Good luck tomorrow Jon, you diving or fishing?


----------



## Telum Pisces (Sep 27, 2007)

> *flyingfishr (1/5/2008)*Good luck tomorrow Jon, you diving or fishing?


Spearing my man.


----------



## Bubba (Sep 27, 2007)

How accurate is the quick wave link at the top of the page. It's calling for 4'-6'. I like your forecast a lot better. I'm off 5 days next week and the quick wave link is calling for anything from 3'-4- to 5'-7' for next week. I need an off shore fix bad, but not that bad


----------



## Pierce07 (Nov 13, 2007)

http://www.waterboyz.com/Surfreport-gulfcoast-main.html



i use that it's the national weather service they are pretty accurate


----------



## flyingfishr (Oct 3, 2007)

> *Knot a Yacht (1/5/2008)*
> 
> 
> > *flyingfishr (1/5/2008)*Good luck tomorrow Jon, you diving or fishing?
> ...


You lucky SOB. Hope you stick the big one.


----------



## Telum Pisces (Sep 27, 2007)

Trip canceled. And I guess forget about going to the springs. The river level is HIGH. Oh well, I guess it was not meant to get wet today.


----------



## Last Chance (Sep 27, 2007)

Jon, 

Why did the trip get cancelled anyway? Our wonderful crappy forecast change like always?


----------



## Telum Pisces (Sep 27, 2007)

> *Last Chance (1/6/2008)*Jon,
> 
> Why did the trip get cancelled anyway? Our wonderful crappy forecast change like always?

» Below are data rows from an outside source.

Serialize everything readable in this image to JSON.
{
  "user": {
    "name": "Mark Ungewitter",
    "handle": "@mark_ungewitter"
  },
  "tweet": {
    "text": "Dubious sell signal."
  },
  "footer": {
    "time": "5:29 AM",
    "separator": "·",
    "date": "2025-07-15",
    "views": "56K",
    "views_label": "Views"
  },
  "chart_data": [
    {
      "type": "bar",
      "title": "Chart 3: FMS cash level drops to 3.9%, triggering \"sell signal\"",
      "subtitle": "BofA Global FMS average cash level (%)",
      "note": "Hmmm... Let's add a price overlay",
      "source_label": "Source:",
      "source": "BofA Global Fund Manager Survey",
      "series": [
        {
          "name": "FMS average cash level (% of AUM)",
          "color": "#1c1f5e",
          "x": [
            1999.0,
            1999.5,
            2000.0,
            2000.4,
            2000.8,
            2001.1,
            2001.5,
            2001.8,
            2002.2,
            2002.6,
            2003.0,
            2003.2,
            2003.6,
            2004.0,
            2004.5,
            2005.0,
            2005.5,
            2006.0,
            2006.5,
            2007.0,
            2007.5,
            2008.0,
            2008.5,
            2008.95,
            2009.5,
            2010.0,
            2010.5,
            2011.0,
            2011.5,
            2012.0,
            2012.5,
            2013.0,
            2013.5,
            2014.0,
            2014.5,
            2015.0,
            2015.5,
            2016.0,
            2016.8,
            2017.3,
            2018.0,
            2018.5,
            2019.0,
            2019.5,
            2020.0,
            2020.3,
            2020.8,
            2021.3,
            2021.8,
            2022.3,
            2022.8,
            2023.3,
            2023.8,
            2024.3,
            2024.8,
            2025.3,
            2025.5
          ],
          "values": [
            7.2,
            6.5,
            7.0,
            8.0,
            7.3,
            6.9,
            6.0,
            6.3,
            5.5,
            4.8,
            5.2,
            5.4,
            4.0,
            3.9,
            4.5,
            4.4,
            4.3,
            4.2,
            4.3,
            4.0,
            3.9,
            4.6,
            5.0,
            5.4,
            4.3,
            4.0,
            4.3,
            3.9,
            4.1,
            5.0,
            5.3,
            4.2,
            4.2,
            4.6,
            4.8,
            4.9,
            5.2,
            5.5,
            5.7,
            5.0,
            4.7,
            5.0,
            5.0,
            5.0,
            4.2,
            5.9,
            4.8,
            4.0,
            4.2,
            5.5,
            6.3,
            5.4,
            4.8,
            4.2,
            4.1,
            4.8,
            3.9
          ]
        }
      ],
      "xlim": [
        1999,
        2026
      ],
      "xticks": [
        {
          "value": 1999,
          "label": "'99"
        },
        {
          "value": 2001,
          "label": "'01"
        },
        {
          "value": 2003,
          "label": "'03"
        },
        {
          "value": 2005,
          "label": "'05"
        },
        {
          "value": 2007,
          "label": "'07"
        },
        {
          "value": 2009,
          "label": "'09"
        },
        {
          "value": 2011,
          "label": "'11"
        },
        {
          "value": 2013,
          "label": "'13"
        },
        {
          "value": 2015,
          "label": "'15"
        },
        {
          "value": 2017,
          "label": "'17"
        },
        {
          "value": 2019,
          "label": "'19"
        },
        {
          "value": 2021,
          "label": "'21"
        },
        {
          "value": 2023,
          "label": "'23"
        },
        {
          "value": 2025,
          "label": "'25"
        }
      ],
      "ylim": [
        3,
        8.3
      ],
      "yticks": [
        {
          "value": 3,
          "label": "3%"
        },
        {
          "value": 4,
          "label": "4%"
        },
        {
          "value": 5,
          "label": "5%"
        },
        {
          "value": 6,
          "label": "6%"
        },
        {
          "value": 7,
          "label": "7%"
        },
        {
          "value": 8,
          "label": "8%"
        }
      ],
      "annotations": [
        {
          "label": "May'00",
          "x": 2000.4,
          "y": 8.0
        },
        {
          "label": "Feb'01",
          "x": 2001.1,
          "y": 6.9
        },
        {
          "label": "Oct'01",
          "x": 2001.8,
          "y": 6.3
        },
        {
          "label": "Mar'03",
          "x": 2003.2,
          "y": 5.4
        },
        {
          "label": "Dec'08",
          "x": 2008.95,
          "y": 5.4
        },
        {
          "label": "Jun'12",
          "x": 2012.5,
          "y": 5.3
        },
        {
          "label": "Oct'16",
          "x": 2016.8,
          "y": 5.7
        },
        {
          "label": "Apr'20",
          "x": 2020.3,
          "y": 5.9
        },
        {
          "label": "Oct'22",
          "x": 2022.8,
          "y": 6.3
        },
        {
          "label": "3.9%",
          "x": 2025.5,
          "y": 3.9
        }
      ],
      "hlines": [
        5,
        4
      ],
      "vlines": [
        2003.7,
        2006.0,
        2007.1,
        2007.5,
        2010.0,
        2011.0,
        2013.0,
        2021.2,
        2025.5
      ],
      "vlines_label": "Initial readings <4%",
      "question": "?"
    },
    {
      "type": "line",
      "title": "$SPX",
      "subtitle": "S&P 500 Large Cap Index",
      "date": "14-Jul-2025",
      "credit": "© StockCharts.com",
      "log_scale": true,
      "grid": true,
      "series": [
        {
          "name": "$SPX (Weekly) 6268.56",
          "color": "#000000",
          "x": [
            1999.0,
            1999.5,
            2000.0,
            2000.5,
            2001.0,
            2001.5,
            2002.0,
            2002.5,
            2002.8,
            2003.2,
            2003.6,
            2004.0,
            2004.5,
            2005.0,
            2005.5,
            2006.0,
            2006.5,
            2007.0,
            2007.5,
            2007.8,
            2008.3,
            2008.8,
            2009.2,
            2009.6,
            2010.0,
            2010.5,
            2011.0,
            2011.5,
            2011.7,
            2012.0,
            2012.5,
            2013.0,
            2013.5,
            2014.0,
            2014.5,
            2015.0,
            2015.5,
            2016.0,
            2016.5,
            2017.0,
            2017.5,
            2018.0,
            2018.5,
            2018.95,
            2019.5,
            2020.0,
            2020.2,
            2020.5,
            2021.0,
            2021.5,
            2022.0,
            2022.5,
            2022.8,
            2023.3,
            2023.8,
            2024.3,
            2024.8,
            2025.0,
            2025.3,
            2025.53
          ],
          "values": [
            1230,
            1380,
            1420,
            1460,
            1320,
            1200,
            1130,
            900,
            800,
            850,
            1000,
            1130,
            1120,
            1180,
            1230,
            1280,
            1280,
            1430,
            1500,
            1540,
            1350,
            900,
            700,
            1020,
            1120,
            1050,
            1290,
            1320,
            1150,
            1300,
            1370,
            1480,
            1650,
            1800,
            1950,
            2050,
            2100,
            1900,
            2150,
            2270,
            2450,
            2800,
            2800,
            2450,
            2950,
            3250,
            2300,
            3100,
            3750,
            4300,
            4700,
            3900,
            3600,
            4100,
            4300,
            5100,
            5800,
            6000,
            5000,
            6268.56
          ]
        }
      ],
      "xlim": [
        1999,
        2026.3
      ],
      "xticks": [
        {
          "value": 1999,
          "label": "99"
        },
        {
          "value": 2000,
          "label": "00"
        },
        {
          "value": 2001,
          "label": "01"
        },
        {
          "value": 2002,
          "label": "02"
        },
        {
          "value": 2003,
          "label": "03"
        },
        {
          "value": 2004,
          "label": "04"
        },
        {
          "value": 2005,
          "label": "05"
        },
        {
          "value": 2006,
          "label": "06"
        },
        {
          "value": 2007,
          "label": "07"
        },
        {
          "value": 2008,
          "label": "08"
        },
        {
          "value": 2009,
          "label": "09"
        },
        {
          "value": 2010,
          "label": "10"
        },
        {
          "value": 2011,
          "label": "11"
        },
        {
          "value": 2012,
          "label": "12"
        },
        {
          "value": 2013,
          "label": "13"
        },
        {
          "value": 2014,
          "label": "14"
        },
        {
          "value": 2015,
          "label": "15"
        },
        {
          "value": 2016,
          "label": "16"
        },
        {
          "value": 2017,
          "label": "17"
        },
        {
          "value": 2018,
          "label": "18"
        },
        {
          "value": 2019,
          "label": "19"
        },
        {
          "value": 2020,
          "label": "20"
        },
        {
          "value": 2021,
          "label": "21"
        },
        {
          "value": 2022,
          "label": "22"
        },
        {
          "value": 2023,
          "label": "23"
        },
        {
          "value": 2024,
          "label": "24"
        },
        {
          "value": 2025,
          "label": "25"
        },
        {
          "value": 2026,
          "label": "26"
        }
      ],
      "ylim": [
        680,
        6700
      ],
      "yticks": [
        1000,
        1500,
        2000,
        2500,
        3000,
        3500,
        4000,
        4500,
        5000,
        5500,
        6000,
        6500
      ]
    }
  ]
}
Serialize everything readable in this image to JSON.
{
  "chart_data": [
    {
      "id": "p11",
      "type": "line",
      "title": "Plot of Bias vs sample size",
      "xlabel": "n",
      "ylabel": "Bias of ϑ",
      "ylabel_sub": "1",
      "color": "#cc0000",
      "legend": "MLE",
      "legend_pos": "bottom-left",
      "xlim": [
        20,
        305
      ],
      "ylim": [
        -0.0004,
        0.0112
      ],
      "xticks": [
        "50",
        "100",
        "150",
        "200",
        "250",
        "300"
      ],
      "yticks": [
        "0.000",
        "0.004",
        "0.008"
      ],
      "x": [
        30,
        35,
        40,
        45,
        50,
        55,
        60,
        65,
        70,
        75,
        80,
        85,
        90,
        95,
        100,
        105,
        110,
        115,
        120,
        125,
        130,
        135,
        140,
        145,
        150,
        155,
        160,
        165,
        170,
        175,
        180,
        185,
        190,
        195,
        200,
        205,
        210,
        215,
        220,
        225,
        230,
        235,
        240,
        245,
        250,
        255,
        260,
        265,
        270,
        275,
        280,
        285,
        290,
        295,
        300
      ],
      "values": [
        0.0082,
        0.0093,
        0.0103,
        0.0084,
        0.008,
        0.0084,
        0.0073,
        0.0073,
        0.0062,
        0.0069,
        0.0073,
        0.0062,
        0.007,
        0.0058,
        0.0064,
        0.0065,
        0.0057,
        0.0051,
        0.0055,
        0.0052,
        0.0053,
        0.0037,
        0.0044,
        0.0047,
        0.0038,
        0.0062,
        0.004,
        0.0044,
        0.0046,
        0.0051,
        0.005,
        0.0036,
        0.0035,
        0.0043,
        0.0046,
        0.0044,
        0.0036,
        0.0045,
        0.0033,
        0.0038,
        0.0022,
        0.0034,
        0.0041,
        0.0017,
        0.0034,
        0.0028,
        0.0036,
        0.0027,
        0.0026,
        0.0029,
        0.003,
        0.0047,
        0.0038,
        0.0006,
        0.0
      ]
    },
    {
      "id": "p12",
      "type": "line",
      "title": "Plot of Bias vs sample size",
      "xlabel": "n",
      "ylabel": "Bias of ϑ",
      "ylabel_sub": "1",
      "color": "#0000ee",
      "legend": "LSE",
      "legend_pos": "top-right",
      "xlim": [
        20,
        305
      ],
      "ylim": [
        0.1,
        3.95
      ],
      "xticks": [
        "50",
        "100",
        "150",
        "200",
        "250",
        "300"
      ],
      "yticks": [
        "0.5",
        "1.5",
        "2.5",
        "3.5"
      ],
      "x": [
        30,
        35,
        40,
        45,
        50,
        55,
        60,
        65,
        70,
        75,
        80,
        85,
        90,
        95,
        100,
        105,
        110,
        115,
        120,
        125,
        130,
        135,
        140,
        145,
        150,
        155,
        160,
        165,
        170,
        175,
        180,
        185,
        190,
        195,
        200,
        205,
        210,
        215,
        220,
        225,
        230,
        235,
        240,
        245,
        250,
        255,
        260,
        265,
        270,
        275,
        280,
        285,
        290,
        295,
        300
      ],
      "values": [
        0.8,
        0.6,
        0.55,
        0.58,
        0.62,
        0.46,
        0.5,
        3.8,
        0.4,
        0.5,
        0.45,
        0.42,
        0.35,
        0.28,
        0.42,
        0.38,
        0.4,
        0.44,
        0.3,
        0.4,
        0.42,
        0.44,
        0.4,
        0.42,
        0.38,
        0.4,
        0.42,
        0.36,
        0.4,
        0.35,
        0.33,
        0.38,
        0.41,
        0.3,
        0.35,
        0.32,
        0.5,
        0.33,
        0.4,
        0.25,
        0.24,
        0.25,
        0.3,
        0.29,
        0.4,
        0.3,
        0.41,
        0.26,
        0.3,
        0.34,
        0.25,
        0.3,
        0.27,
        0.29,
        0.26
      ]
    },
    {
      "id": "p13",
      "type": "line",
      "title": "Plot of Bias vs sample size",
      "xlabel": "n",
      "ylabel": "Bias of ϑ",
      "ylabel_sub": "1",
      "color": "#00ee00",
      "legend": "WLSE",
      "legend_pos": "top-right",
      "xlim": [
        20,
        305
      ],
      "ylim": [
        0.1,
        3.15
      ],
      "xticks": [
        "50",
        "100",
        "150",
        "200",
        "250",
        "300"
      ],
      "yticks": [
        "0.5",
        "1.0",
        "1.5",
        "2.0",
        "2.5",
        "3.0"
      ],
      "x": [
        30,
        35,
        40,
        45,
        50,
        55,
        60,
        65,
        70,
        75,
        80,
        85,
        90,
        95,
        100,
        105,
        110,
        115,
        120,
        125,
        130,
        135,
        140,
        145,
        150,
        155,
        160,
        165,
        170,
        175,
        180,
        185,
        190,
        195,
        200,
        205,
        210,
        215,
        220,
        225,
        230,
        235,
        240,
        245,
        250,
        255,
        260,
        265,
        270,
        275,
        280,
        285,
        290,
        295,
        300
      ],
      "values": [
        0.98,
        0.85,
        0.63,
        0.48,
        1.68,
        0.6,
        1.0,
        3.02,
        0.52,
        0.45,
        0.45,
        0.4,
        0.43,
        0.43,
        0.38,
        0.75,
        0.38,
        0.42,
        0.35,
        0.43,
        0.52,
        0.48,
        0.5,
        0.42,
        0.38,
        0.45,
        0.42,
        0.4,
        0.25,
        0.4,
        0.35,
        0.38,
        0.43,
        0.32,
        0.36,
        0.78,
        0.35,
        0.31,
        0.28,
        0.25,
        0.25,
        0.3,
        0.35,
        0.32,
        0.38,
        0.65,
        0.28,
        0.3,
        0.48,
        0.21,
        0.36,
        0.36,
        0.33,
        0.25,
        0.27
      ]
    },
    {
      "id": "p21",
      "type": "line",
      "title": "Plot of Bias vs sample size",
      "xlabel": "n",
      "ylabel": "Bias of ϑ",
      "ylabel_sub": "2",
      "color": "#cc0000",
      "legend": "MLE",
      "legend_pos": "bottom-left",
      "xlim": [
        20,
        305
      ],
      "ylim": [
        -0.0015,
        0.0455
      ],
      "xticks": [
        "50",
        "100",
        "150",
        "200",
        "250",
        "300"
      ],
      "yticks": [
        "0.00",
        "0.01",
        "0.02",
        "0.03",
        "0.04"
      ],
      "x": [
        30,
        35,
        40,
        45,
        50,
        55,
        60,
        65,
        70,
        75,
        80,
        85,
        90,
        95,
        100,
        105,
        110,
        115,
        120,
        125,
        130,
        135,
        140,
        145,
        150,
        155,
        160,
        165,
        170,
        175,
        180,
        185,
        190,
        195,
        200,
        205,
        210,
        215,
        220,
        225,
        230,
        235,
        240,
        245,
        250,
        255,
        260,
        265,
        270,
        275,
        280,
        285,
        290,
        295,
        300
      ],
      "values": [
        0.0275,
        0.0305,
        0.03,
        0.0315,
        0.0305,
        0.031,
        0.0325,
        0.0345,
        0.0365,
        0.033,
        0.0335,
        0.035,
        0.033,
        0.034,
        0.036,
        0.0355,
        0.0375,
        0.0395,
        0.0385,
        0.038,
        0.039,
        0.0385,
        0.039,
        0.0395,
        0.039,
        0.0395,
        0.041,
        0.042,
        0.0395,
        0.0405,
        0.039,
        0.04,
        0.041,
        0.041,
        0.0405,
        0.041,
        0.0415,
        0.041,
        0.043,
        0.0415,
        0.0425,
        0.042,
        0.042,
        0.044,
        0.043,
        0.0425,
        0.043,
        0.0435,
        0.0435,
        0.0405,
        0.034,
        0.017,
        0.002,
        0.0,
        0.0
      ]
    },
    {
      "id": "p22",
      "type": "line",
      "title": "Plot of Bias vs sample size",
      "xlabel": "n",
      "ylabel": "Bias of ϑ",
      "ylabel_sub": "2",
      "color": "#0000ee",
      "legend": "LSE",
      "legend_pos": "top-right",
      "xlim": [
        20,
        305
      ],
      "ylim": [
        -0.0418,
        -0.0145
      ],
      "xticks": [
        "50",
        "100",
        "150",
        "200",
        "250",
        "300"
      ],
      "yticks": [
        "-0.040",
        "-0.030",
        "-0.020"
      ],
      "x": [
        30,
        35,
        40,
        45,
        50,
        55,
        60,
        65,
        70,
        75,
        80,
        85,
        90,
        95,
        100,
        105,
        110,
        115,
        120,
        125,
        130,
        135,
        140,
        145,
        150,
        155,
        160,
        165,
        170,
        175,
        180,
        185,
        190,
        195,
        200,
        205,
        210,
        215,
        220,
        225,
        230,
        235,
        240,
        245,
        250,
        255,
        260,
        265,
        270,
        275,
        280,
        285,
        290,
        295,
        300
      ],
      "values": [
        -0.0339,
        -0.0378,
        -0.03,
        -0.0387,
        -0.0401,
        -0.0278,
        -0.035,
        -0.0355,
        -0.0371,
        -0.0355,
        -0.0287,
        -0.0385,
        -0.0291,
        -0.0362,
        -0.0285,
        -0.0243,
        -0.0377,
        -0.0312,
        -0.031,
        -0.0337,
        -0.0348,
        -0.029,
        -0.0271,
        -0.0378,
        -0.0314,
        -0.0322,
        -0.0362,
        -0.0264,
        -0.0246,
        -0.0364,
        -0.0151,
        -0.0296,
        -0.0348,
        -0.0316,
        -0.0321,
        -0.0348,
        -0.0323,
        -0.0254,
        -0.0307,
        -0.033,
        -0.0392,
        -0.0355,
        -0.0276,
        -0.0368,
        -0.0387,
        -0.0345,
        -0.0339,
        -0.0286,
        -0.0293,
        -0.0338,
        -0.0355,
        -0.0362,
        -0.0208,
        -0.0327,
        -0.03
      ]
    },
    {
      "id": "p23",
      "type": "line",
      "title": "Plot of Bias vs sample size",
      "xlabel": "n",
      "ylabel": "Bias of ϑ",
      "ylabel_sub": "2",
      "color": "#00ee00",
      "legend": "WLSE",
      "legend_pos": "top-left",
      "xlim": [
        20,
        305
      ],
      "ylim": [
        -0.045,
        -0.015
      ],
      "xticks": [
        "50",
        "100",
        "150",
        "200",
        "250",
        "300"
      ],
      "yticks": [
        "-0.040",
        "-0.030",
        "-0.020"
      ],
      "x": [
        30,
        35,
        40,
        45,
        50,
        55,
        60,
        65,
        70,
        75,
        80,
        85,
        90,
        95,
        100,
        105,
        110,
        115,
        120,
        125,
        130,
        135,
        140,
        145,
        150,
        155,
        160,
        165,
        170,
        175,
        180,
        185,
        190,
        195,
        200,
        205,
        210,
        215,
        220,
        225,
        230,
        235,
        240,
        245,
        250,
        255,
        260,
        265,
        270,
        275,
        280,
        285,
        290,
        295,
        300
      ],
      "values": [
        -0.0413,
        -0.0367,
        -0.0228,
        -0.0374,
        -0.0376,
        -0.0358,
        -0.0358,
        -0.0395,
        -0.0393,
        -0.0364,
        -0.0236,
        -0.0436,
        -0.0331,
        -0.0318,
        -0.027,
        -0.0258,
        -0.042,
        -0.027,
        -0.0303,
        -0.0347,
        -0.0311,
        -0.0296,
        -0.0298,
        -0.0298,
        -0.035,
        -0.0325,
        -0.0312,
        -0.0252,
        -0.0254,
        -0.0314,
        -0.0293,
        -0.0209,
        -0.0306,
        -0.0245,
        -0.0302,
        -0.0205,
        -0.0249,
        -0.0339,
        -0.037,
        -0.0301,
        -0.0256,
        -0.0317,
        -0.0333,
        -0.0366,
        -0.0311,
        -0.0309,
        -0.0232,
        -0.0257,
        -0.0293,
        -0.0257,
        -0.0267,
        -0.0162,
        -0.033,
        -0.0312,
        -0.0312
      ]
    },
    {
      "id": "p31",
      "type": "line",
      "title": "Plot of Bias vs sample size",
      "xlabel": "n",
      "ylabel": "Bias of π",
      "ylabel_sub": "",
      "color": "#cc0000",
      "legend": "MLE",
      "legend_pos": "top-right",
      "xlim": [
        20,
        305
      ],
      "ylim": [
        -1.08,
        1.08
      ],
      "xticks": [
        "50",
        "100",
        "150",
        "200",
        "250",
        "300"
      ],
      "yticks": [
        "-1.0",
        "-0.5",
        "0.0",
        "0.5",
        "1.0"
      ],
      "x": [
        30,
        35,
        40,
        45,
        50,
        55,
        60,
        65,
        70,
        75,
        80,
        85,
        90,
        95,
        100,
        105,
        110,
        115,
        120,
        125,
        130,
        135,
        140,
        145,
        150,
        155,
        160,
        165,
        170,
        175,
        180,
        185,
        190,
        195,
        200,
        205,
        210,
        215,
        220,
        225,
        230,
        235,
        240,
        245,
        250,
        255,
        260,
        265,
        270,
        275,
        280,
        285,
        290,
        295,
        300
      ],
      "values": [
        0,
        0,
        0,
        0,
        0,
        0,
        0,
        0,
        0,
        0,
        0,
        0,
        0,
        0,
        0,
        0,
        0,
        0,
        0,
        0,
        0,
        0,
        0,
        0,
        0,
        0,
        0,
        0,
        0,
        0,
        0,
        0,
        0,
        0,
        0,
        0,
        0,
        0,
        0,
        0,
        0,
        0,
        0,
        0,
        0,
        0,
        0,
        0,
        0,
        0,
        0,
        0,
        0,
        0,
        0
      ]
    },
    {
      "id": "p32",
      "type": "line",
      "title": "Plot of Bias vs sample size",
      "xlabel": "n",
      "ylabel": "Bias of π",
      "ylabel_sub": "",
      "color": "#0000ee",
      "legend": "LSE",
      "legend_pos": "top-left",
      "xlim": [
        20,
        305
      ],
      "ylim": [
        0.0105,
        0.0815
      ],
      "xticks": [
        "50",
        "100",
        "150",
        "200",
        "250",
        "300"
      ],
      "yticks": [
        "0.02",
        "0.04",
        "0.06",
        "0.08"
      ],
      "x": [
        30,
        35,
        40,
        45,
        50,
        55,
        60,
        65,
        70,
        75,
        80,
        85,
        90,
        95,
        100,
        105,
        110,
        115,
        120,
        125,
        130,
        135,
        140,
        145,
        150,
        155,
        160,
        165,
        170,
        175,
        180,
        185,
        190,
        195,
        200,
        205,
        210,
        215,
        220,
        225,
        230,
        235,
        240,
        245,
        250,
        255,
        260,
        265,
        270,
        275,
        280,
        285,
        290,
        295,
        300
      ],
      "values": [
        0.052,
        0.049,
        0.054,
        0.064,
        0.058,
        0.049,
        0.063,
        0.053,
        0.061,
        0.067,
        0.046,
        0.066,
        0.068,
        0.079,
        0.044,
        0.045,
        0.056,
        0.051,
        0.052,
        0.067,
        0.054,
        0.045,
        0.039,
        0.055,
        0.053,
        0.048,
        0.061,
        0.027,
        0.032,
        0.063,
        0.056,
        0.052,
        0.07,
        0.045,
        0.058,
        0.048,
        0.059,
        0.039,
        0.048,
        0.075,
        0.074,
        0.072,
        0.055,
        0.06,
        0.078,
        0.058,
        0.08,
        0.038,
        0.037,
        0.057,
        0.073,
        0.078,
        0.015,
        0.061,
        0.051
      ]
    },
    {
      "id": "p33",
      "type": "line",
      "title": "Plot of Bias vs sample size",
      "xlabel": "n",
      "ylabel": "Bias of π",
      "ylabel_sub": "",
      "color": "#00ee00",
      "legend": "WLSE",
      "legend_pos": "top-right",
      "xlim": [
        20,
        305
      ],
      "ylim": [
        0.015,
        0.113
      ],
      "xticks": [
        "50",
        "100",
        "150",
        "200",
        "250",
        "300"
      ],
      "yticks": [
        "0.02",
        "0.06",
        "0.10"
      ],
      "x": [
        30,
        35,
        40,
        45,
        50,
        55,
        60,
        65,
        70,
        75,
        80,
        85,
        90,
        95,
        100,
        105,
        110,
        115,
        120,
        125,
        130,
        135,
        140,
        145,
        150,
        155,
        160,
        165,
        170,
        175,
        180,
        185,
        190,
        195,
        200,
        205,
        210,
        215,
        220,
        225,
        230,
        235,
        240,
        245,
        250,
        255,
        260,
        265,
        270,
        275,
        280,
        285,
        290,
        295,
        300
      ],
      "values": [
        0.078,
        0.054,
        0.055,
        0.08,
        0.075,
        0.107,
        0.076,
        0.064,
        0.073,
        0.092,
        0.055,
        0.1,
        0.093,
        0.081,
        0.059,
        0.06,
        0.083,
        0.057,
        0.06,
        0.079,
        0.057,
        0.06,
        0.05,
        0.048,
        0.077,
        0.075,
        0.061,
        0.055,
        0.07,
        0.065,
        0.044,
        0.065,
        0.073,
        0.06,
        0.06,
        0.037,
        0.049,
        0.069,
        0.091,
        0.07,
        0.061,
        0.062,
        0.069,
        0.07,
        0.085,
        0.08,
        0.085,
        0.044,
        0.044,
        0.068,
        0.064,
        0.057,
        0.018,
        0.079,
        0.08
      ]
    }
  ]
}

Woke up this morning and we had a few wimps on our tripoke (joking) that didn't want to get out in a 3-5 foot forecast with the mobile buoy registering a solid 5.5 feet. Last night before bed, they had the forecast at 1-3. Talked to Rich and he said that other charter boats were even canceling their trips as well.

Chris (craasch210)contemplated getting out in his boat, but he decided against it with just the two of us. My boat pretty much needsa very calm day to get divers with gear out. So here I sit today high and dry. 

Where's that dive yacht I ordered on my credit card last month. For some reason, I have not taken delivery of it yet. They keep telling me my card has an insufficient funds.:banghead


----------



## Last Chance (Sep 27, 2007)

I know how ya feel,i'm stuck high and dry today myself,and you know when everyone that did go out will come back and tell us how nice and flat it got and what a beautiful day it was!:banghead


----------



## Telum Pisces (Sep 27, 2007)

> *Last Chance (1/6/2008)*I know how ya feel,i'm stuck high and dry today myself,and you know when everyone that did go out will come back and tell us how nice and flat it got and what a beautiful day it was!:banghead


The bay was slick as anything this morning. So the bay fishermen should be having a great day on the water.


----------



## Last Chance (Sep 27, 2007)

Don't tell me that,i was gonna go hit them sheepies around sikes today til the woman changed my plans.


----------